9-Emine GİRGİN
ÇAĞIN HASTALIĞI; DOYUMSUZLUK
Baktığımızda aslınsa hepimiz hayatı arayış içinde geçiriyoruz. Mutluluğu arıyoruz, başarıyı, aşkı, şansı... Aynı zamanda, sürekli bunları bulamadığımızdan yakınıyoruz. Bulduğumuzu zannedip zaman zaman yanılmanın verdiği hüznü yaşıyoruz. . Aslında tam olarak bu 'bulamamışlık' hissiyle doyumsuzluğa sürükleniyoruz.
Yaşamınızda her kiminle olursanız olun, beklentilerinizi çok yüksek tutmayın. çünkü, karşınızdaki kişi tarafından her an yüzüstü bırakılma olasılığıyla karşı karşıya kalma ihtimaliniz var.
Şimdi bir insan düşünün. Sürekli yalan söyleme hastalığı içinde. Hayattan aldıklarından hiçbir şekilde doymuyor. Hayatında olduklarının yetmediğini düşünüyor.
Etrafımdaki ilişkileri inceliyorum. Bakıyorsun adam evlenmek istemiş ve evlenmiş. Görünen çerçevede eşiyle gayet mutlu mesut bir yuvası var. Nur topu gibi çocukları olmuş ama gel gör ki dışarı da farklı farklı kadınlara kan ağlıyor. Sevmeden evlendim, zorla evlendim, annem için babam için evlendim bla bla blaaa…
Saadet fotoğraflarında da o saadetli halleri zaten yalnızca fotoğraf içindir eminiz. Sevmeden sevişmenin kitabını yazmışlar, bizlere de artık şaşırmamak kalıyor.
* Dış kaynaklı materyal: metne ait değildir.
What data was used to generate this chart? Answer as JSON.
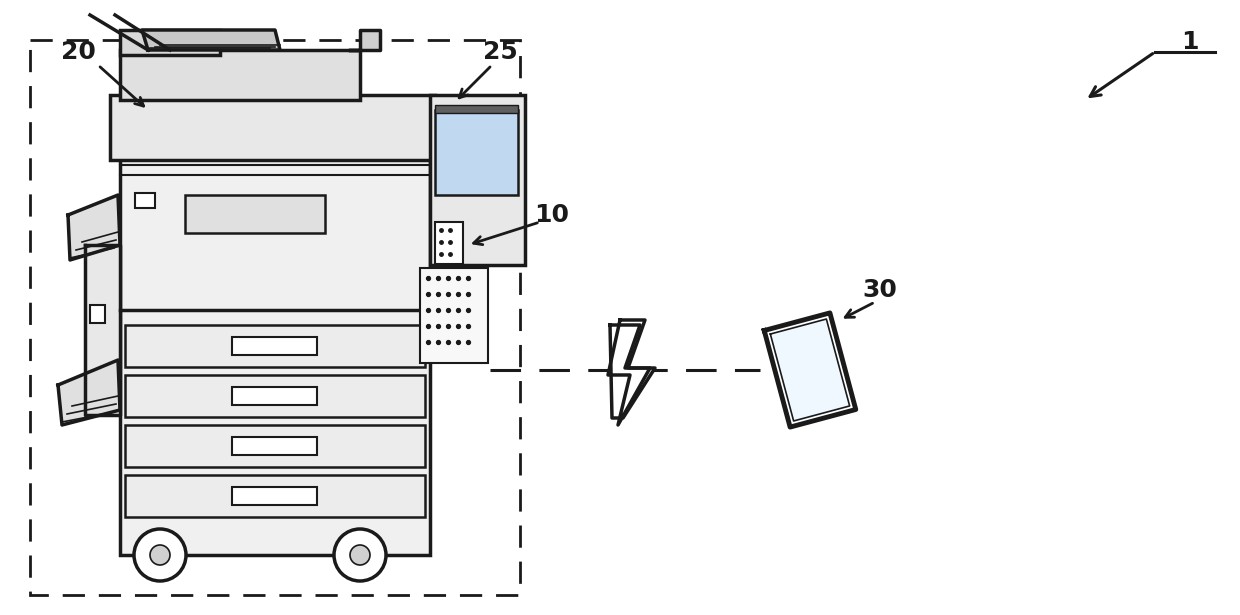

Aynı şekilde günümüzde kadınlarda ipin ucunu kaçırmış. Adamla zorunluluklardan dolayı evlenmiş ki bu zorunluluğun içerisinde geçim derdi baş sıradaysa, doyumsuzluk had safhada. Sevmeden bir ilişki yaşamış, bir de severek ilişki yaşamayı istiyor. Hal böyle olunca en yakınındakinin ilgisiyle beyninde aldatma eğilimleri şimşek gibi çakıyor.
Aslında bu tür kadınlar ve erkekler ne istediklerini bilememekten yana şikâyetçiler. Sadakat duygusundan yoksun bu tarz insanlar kendilerini mutsuz ettikleri gibi birbirlerini ve çevresindeki herkesi mutsuzluk lodosuyla sürüklemeye meyilliler.
Hiç o tarz bir insanı düzeltmek için çabalamayın. çünkü onlar asla düzelmeyecekler. Hayatları boyunca daima doyumsuz olmaya devam edip, yaşamlarını yalan üzerine kurgulayarak, kısa mutluluklarıyla kocaman bir mutsuzluk yaratıp iç dünyalarında yapayalnız biri olarak kalacaklar.
Sevgisiz insanların sevmesini de beklemeyin. Bir insanın kendisine saygısı yoksa karşısındakine olmasını hiç beklemeyin zaten. Böyle bir kadınla ya da adamla evliyseniz de çok geçmiş olsun. Karşınızdaki kişi ucuz hesaplarla kazandığını sandığı ucuz bir yaşama adım atmış. Siz ise eşinizin doyumsuzluğu üzerine yaşam adına bir ders daha almışsınızdır. Kalbiniz kırık, boynunuz bükük ama alnınız ak bir şekilde yolunuza devam edersiniz üzülmeyin. İlişkinizi, kendinizi, onun bu davranışını hiç “neden sonuç ilişkisinde” anlamlandırmakla uğraşmayın. Zaten çözmek pek de mümkün değil. Siz yolunuza bakın. Zaman her şeyin ilacıdır.